ESPN’s Andy Katz handles the story most appropriately from a journalistic standpoint. Instead of damning Gillispie automatically and assuming the reports are true — just because “there’s no reason to believe they aren’t” — Katz mostly refrained from taking a position on Gillispie’s fate and instead wrote about the difficult situation he now faces. His story includes all of the same allegations as CBS Sports, but it was fair to Gillispie. It had a bit of analysis and opinion, but the piece focused more on how Gillispie could overcome the allegations once he has a chance to respond to them. As a source from the National Association of Basketball Coaches told Katz, “the coach needs to have a chance to answer the charges.”

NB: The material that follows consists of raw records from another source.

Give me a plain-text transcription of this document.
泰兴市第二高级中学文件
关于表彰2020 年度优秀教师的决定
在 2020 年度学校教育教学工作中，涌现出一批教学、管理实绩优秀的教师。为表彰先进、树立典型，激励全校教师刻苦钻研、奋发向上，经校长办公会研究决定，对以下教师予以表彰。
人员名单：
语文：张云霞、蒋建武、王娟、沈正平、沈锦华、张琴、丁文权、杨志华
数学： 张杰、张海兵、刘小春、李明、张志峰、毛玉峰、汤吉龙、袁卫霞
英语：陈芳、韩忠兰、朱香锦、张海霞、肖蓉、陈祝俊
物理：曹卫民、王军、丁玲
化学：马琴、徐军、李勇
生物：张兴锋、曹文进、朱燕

That quote sums it all up, folks. Before we destroy a man’s career, we need that man to explain himself publicly, even if at this point it seems almost impossible he could assemble an explanation plausible enough to disprove everything lobbed at him. We’re better than this — better than texting the man at the center of an investigative story and throwing our hands in the air when he won’t respond because he’s in the hospital. That’s bush league. No matter how much we cry foul, though, the damage has been done. It’s likely too late to save Billy Gillispie.